Particolarmente significativo è il collegamento tra rilascio del titolo in sanatoria e interventi di messa in sicurezza o adeguamento alle norme tecniche di costruzione, con espresso richiamo al rispetto delle norme per le costruzioni in zona sismica sia al momento della realizzazione sia al momento del rilascio del titolo. È un punto che rafforza il legame tra regolarizzazione amministrativa e sicurezza strutturale.

Per le difformità non sanabili, la delega impone un riordino del regime sanzionatorio e la definizione di procedure di riduzione in pristino fondate sulla responsabilizzazione del proprietario o dell’avente titolo, con l’obiettivo di rendere più efficace l’azione amministrativa e meno onerosa la gestione delle procedure per l’ente competente.

Sanzioni, agevolazioni e demolizioni

Il riordino investe anche:

  • la modulazione delle sanzioni in base all’entità della trasformazione, alla gravità della difformità e al valore dei beni culturali e paesaggistici di cui al d.lgs. 22 gennaio 2004, n. 42;
  • la disciplina delle agevolazioni fiscali e dei contributi pubblici, escludendone tassativamente la concessione per le difformità non sanabili e subordinandola, nei casi sanabili, al previo conseguimento del titolo in sanatoria;
  • l’introduzione di procedimenti, anche di carattere sostitutivo, per garantire l’effettività delle demolizioni in caso di inerzia del comune successiva all’inottemperanza;
  • la definizione della procedura di acquisizione del bene al patrimonio comunale in caso di mancata esecuzione dell’ordine di demolizione, in coerenza con la giurisprudenza sovranazionale;
  • la disciplina delle procedure di lottizzazione, con garanzia del contraddittorio e modulazione proporzionale del relativo regime sanzionatorio.

Nel complesso, l’art. 4 prova a intervenire in modo sistemico su una materia che oggi vive di stratificazioni normative, orientamenti giurisprudenziali non sempre uniformi e continui interventi correttivi.

Conclusioni

C’è però un elemento che non può essere sottovalutato: quello oggi in discussione è un disegno di legge delega.

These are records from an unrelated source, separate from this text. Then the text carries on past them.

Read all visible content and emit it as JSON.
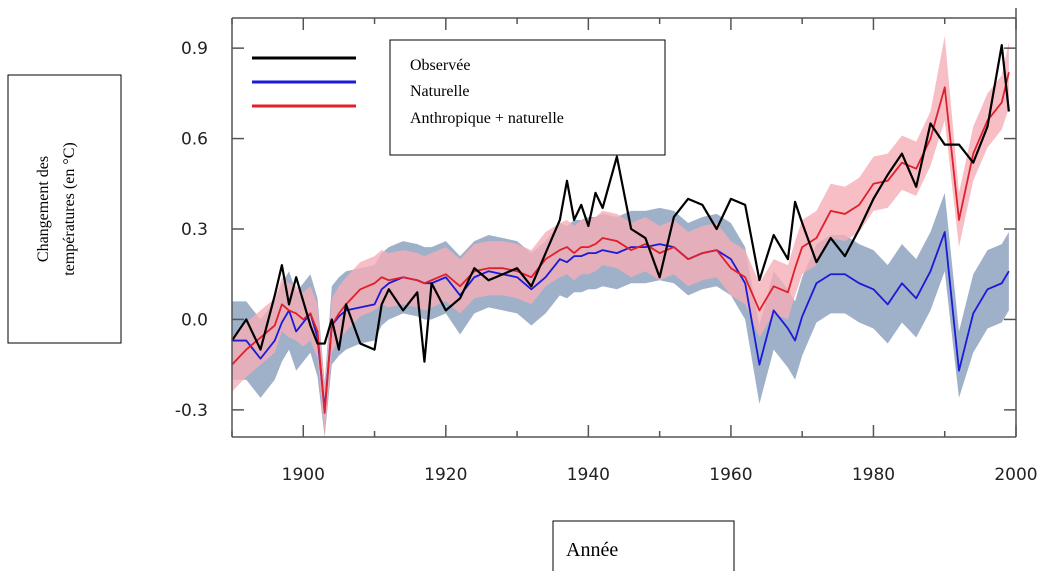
{
  "chart_data": {
    "type": "line",
    "xlabel": "Année",
    "ylabel_lines": [
      "Changement des",
      "températures (en °C)"
    ],
    "xlim": [
      1890,
      2000
    ],
    "ylim": [
      -0.39,
      1.0
    ],
    "xticks": [
      1900,
      1920,
      1940,
      1960,
      1980,
      2000
    ],
    "yticks": [
      -0.3,
      0.0,
      0.3,
      0.6,
      0.9
    ],
    "ytick_labels": [
      "-0.3",
      "0.0",
      "0.3",
      "0.6",
      "0.9"
    ],
    "legend_position": "top-left",
    "grid": false,
    "x": [
      1890,
      1892,
      1894,
      1896,
      1897,
      1898,
      1899,
      1900,
      1901,
      1902,
      1903,
      1904,
      1905,
      1906,
      1908,
      1910,
      1911,
      1912,
      1914,
      1916,
      1917,
      1918,
      1920,
      1922,
      1924,
      1926,
      1928,
      1930,
      1932,
      1934,
      1936,
      1937,
      1938,
      1939,
      1940,
      1941,
      1942,
      1944,
      1946,
      1948,
      1950,
      1952,
      1954,
      1956,
      1958,
      1960,
      1962,
      1964,
      1966,
      1968,
      1969,
      1970,
      1972,
      1974,
      1976,
      1978,
      1980,
      1982,
      1984,
      1986,
      1988,
      1990,
      1992,
      1994,
      1996,
      1998,
      1999
    ],
    "series": [
      {
        "name": "Observée",
        "color": "#000000",
        "values": [
          -0.07,
          0.0,
          -0.1,
          0.08,
          0.18,
          0.05,
          0.14,
          0.06,
          -0.02,
          -0.08,
          -0.08,
          0.0,
          -0.1,
          0.05,
          -0.08,
          -0.1,
          0.05,
          0.1,
          0.03,
          0.09,
          -0.14,
          0.12,
          0.03,
          0.07,
          0.17,
          0.13,
          0.15,
          0.17,
          0.11,
          0.22,
          0.33,
          0.46,
          0.33,
          0.38,
          0.31,
          0.42,
          0.37,
          0.54,
          0.3,
          0.27,
          0.14,
          0.34,
          0.4,
          0.38,
          0.3,
          0.4,
          0.38,
          0.13,
          0.28,
          0.2,
          0.39,
          0.32,
          0.19,
          0.27,
          0.21,
          0.3,
          0.4,
          0.48,
          0.55,
          0.44,
          0.65,
          0.58,
          0.58,
          0.52,
          0.64,
          0.91,
          0.69
        ]
      },
      {
        "name": "Naturelle",
        "color": "#1a1ad8",
        "values": [
          -0.07,
          -0.07,
          -0.13,
          -0.07,
          -0.01,
          0.03,
          -0.04,
          -0.01,
          0.02,
          -0.06,
          -0.3,
          -0.02,
          0.01,
          0.03,
          0.04,
          0.05,
          0.1,
          0.12,
          0.14,
          0.13,
          0.12,
          0.12,
          0.14,
          0.08,
          0.14,
          0.16,
          0.15,
          0.14,
          0.1,
          0.14,
          0.2,
          0.19,
          0.21,
          0.21,
          0.22,
          0.22,
          0.23,
          0.22,
          0.24,
          0.24,
          0.25,
          0.24,
          0.2,
          0.22,
          0.23,
          0.2,
          0.12,
          -0.15,
          0.03,
          -0.03,
          -0.07,
          0.01,
          0.12,
          0.15,
          0.15,
          0.12,
          0.1,
          0.05,
          0.12,
          0.07,
          0.16,
          0.29,
          -0.17,
          0.02,
          0.1,
          0.12,
          0.16
        ]
      },
      {
        "name": "Anthropique + naturelle",
        "color": "#e0202a",
        "values": [
          -0.15,
          -0.1,
          -0.06,
          -0.02,
          0.05,
          0.03,
          0.02,
          0.0,
          0.02,
          -0.04,
          -0.31,
          -0.02,
          0.02,
          0.05,
          0.1,
          0.12,
          0.14,
          0.13,
          0.14,
          0.13,
          0.12,
          0.13,
          0.15,
          0.11,
          0.16,
          0.17,
          0.17,
          0.16,
          0.14,
          0.2,
          0.23,
          0.24,
          0.22,
          0.24,
          0.24,
          0.25,
          0.27,
          0.26,
          0.23,
          0.25,
          0.22,
          0.24,
          0.2,
          0.22,
          0.23,
          0.17,
          0.14,
          0.03,
          0.11,
          0.09,
          0.17,
          0.24,
          0.27,
          0.36,
          0.35,
          0.38,
          0.45,
          0.46,
          0.52,
          0.5,
          0.6,
          0.77,
          0.33,
          0.55,
          0.66,
          0.72,
          0.82
        ]
      }
    ],
    "bands": [
      {
        "name": "Naturelle",
        "color": "#8ea2c0",
        "lower": [
          -0.2,
          -0.2,
          -0.26,
          -0.2,
          -0.14,
          -0.1,
          -0.17,
          -0.14,
          -0.11,
          -0.19,
          -0.39,
          -0.15,
          -0.12,
          -0.1,
          -0.08,
          -0.07,
          -0.02,
          0.0,
          0.02,
          0.01,
          0.0,
          0.0,
          0.02,
          -0.05,
          0.02,
          0.04,
          0.03,
          0.02,
          -0.02,
          0.02,
          0.08,
          0.07,
          0.09,
          0.09,
          0.1,
          0.1,
          0.11,
          0.1,
          0.12,
          0.12,
          0.13,
          0.12,
          0.08,
          0.1,
          0.11,
          0.08,
          0.0,
          -0.28,
          -0.1,
          -0.16,
          -0.2,
          -0.12,
          -0.01,
          0.02,
          0.02,
          -0.01,
          -0.03,
          -0.08,
          -0.01,
          -0.06,
          0.03,
          0.16,
          -0.26,
          -0.11,
          -0.03,
          -0.01,
          0.03
        ],
        "upper": [
          0.06,
          0.06,
          0.0,
          0.06,
          0.12,
          0.16,
          0.09,
          0.12,
          0.15,
          0.07,
          -0.21,
          0.11,
          0.14,
          0.16,
          0.17,
          0.18,
          0.22,
          0.24,
          0.26,
          0.25,
          0.24,
          0.24,
          0.26,
          0.21,
          0.26,
          0.28,
          0.27,
          0.26,
          0.22,
          0.26,
          0.32,
          0.31,
          0.33,
          0.33,
          0.34,
          0.34,
          0.35,
          0.34,
          0.36,
          0.36,
          0.37,
          0.36,
          0.32,
          0.34,
          0.35,
          0.32,
          0.24,
          -0.02,
          0.16,
          0.1,
          0.06,
          0.14,
          0.25,
          0.28,
          0.28,
          0.25,
          0.23,
          0.18,
          0.25,
          0.2,
          0.29,
          0.42,
          -0.04,
          0.15,
          0.23,
          0.25,
          0.29
        ]
      },
      {
        "name": "Anthropique + naturelle",
        "color": "#f6aeb8",
        "lower": [
          -0.24,
          -0.19,
          -0.15,
          -0.11,
          -0.04,
          -0.06,
          -0.07,
          -0.09,
          -0.07,
          -0.13,
          -0.38,
          -0.11,
          -0.07,
          -0.04,
          0.01,
          0.03,
          0.05,
          0.04,
          0.05,
          0.04,
          0.03,
          0.04,
          0.06,
          0.02,
          0.07,
          0.08,
          0.08,
          0.07,
          0.05,
          0.11,
          0.14,
          0.15,
          0.13,
          0.15,
          0.15,
          0.16,
          0.18,
          0.17,
          0.14,
          0.16,
          0.13,
          0.15,
          0.11,
          0.13,
          0.14,
          0.08,
          0.05,
          -0.06,
          0.02,
          0.0,
          0.08,
          0.15,
          0.18,
          0.27,
          0.26,
          0.29,
          0.36,
          0.37,
          0.43,
          0.41,
          0.51,
          0.66,
          0.24,
          0.46,
          0.57,
          0.63,
          0.7
        ],
        "upper": [
          -0.06,
          -0.01,
          0.03,
          0.07,
          0.14,
          0.12,
          0.11,
          0.09,
          0.11,
          0.05,
          -0.22,
          0.07,
          0.11,
          0.14,
          0.19,
          0.21,
          0.23,
          0.22,
          0.23,
          0.22,
          0.21,
          0.22,
          0.24,
          0.2,
          0.25,
          0.26,
          0.26,
          0.25,
          0.23,
          0.29,
          0.32,
          0.33,
          0.31,
          0.33,
          0.33,
          0.34,
          0.36,
          0.35,
          0.32,
          0.34,
          0.31,
          0.33,
          0.29,
          0.31,
          0.32,
          0.26,
          0.23,
          0.12,
          0.2,
          0.18,
          0.26,
          0.33,
          0.36,
          0.45,
          0.44,
          0.47,
          0.54,
          0.55,
          0.61,
          0.59,
          0.69,
          0.94,
          0.42,
          0.64,
          0.75,
          0.81,
          0.92
        ]
      }
    ],
    "legend": [
      {
        "label": "Observée",
        "color": "#000000"
      },
      {
        "label": "Naturelle",
        "color": "#1a1ad8"
      },
      {
        "label": "Anthropique + naturelle",
        "color": "#e0202a"
      }
    ],
    "axis_color": "#555555"
  }
}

La riforma non sarà il ddl in sé, ma il decreto legislativo che verrà adottato sulla base dei principi e criteri direttivi fissati dal Parlamento.

È in quella fase che si giocherà la partita decisiva.

Non è ancora il nuovo Codice, ma è la mappa dei temi più sensibili che il futuro decreto legislativo dovrà affrontare. Ed è su questi punti che si misurerà la tenuta della riforma: dalla chiusura delle vecchie pratiche di condono alla definizione univoca delle difformità, fino all’effettività delle demolizioni e alla coerenza complessiva del sistema sanzionatorio.

La qualità del futuro Codice dipenderà non solo dalla chiarezza della delega, ma dal metodo con cui verrà redatto il decreto attuativo. Se si vuole evitare un testo formalmente ordinato ma fragile nella pratica, sarà necessario un percorso tecnico strutturato, con il coinvolgimento di chi applica quotidianamente le norme: professionisti, imprese, tecnici degli enti locali.

Accanto al metodo, c’è il tema del periodo transitorio. Una riforma di questa portata non può entrare in vigore dall’oggi al domani. Serve un transitorio serio, capace di accompagnare il sistema verso il nuovo assetto normativo, consentendo alle amministrazioni di adeguare procedure e piattaforme e ai professionisti di formarsi sulle nuove regole.

Le riforme funzionano quando vengono assorbite dal sistema, non quando vengono imposte in modo repentino. È su questo equilibrio, più che sulle dichiarazioni di principio, che si misurerà la reale efficacia del futuro Codice dell’edilizia e delle costruzioni.